2.1.2 Pour déterminer si la chose louée procure au bailleur un rendement net excessif (art. 269 CO), il est nécessaire de connaître le rapport entre les fonds propres réellement investis dans la chose remise à bail et le loyer, après déduction des charges d'exploitation et des intérêts débiteurs sur les capitaux empruntés. Pour déterminer le montant des fonds propres investis, il faut partir du coût de revient effectif de l'immeuble, sauf si le prix d'acquisition est manifestement exagéré, et soustraire le montant des fonds étrangers (emprunts garantis ou non par hypothèque). En règle générale, il convient d'effectuer le calcul du rendement net des fonds propres investis le jour où le locataire sollicite une baisse de loyer (Lachat, Le bail à loyer, 3ème éd. 2019, p. 563). L'adaptation au renchérissement des fonds propres investis est limité à concurrence de 40% au plus du prix de revient (ATF 120 II 100 consid. 5b).

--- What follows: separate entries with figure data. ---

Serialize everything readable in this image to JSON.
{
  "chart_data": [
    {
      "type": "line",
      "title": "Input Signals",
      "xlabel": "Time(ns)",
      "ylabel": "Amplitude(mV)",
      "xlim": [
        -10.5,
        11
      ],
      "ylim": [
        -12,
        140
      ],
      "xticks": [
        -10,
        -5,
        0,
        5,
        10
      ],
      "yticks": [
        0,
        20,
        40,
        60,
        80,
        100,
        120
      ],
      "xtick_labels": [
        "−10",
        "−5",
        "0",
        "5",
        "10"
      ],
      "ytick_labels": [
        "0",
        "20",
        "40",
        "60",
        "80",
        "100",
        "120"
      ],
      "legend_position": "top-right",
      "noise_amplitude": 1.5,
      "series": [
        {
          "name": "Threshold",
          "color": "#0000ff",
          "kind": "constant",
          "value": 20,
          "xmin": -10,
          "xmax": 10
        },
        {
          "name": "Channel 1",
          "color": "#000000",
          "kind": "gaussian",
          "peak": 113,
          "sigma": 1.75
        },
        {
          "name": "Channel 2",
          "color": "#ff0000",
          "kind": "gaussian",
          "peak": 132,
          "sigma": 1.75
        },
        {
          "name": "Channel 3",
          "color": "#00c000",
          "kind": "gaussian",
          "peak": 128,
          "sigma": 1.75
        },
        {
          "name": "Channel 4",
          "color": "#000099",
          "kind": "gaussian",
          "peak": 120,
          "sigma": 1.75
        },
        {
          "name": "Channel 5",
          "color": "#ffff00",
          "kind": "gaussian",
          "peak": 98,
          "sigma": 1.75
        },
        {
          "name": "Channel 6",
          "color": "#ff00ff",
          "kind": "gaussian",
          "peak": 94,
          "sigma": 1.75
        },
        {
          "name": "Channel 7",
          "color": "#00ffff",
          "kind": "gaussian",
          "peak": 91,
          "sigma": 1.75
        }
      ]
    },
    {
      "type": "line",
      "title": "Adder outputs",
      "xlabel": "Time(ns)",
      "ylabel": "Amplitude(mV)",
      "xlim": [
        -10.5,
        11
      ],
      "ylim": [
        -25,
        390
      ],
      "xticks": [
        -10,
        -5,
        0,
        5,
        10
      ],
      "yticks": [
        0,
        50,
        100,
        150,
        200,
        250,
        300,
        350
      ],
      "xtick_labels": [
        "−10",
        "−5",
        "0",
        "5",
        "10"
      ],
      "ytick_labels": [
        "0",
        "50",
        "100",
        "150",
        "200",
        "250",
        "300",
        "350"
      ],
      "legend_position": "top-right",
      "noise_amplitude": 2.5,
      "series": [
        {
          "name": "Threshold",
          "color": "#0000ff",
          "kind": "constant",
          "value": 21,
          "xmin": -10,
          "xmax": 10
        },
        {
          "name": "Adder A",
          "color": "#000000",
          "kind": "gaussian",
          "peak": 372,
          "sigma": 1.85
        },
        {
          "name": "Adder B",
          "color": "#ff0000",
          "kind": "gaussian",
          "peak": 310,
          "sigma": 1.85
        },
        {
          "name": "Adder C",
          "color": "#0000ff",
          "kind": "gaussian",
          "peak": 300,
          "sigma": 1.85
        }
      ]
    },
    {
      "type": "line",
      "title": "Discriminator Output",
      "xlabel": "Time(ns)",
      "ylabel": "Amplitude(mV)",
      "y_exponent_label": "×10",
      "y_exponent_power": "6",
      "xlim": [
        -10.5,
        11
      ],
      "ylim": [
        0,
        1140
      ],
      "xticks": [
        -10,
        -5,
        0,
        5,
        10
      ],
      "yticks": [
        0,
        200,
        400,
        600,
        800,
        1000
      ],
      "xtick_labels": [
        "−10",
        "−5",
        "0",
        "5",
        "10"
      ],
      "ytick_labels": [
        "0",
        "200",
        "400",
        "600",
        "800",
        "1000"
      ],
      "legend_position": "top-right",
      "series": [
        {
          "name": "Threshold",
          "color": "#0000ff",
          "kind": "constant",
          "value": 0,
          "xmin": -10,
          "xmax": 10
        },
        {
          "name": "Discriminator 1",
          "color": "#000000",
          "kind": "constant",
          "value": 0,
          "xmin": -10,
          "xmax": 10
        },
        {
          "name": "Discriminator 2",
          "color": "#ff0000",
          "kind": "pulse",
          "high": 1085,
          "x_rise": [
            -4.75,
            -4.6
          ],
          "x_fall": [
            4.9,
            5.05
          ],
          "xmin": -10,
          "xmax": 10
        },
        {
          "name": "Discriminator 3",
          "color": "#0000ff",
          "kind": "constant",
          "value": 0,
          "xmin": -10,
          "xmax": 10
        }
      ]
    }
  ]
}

Les charges immobilières comprennent les charges financières (en particulier les intérêts hypothécaires dus sur les emprunts), les charges courantes ou d'exploitation (impôt, prime d'assurance, frais de gérance, etc.) et les charges d'entretien (ATF 141 III 245 consid. 6.3 i.f.). Il faut procéder à une moyenne des charges encourues les cinq dernières années - cas échéant au moins les trois dernières années - précédant le calcul de rendement. Cette règle est susceptible d'adaptations, notamment lorsque les comptes d'un exercice comportent des chiffres anormalement bas ou hauts, qui reflètent donc mal la moyenne des coûts d'entretien. Les frais consentis pour l'entretien extraordinaire - remplacement d'installations telles que chaudière, ascenseur, toiture, prise d'eau - doivent être répartis sur plusieurs exercices en fonction de la durée de vie des installations concernées. La quote-part correspondante est intégrée chaque année dans les charges d'entretien jusqu'à amortissement complet; l'on y ajoute un intérêt sur le capital non amorti (ATF 141 III 245 consid. 6.5 et 6.6 et les références citées; cf. ATF 111 II 378 consid. 2).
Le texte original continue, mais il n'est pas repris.